Research

We study the problem of an online advertising system that wants to optimally spend an advertiser’s given budget for a campaign across multiple platforms, without knowing the value for showing an ad to the users on those platforms. We model this challenging practical application as a Stochastic Bandits with Knapsacks problem over T rounds of bidding with the set of arms given by the set of distinct bidding m-tuples, where m is the number of platforms. We modify the algorithm proposed in Badanidiyuru et al., [11] to extend it to the case of multiple platforms to obtain an algorithm for both the discrete and continuous bid-spaces.
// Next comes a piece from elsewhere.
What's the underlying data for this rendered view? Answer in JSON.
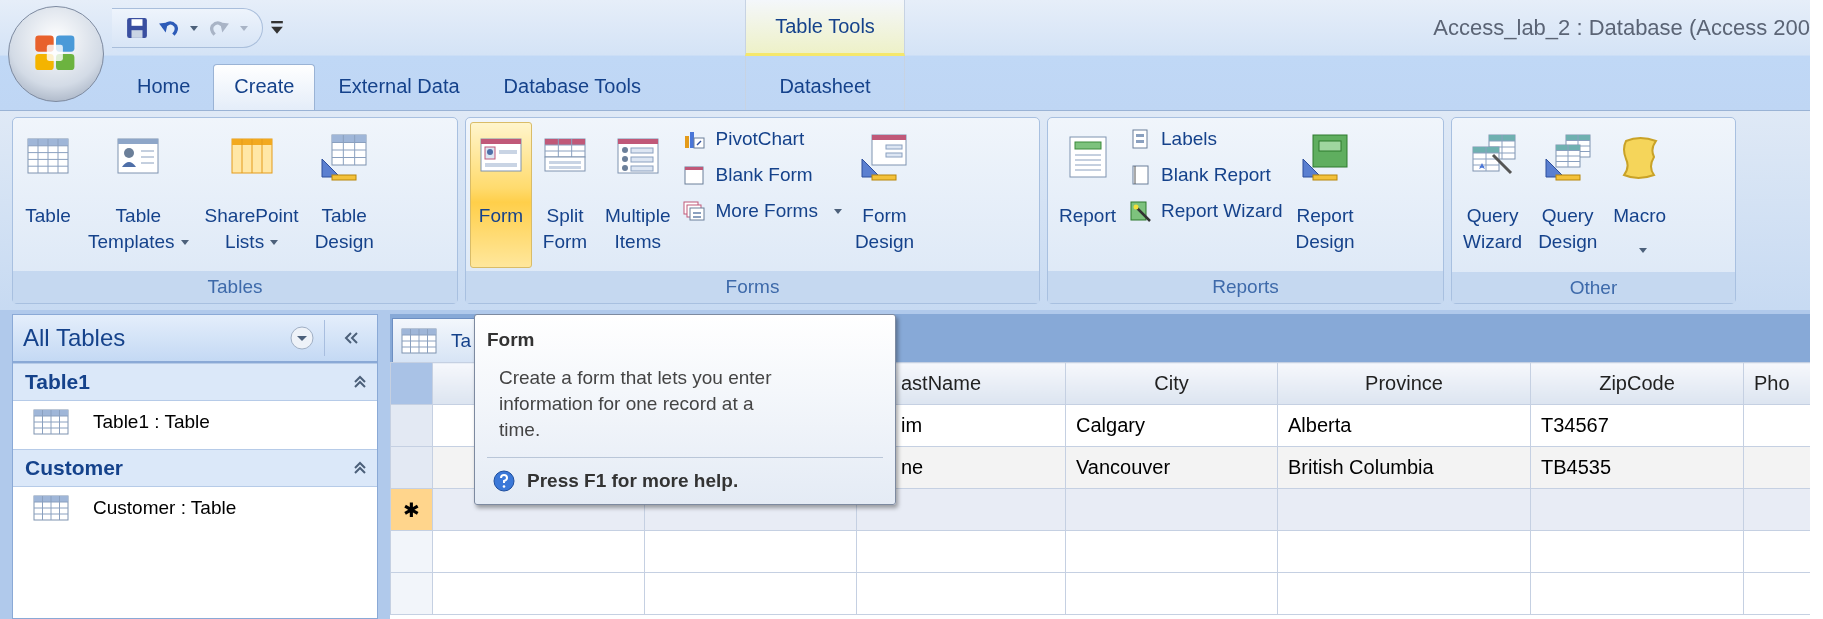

Namely, for discrete bid spaces we give an algorithm with regret O(OPT √mn/B + √mnOPT), where OPT is the performance of the optimal algorithm that knows the distributions. For continuous bid spaces the regret of our algorithm is Õ(m^1/3 · min {B^2/3 , (mT)^2/3). When restricted to this special-case, this bound improves over Sankararaman and Slivkins [34] in the regime OPT << T, as is the case in the particular application at hand. Second, we show an Ω (√mOPT) lower bound for the discrete case and an Ω (m^1/3 B^2/3) lower bound for the continuous setting, almost matching the upper bounds. Finally, we use a real-world data set from a large internet online advertising company with multiple ad platforms and show that our algorithms outperform common benchmarks and satisfy the required properties warranted in the real-world application.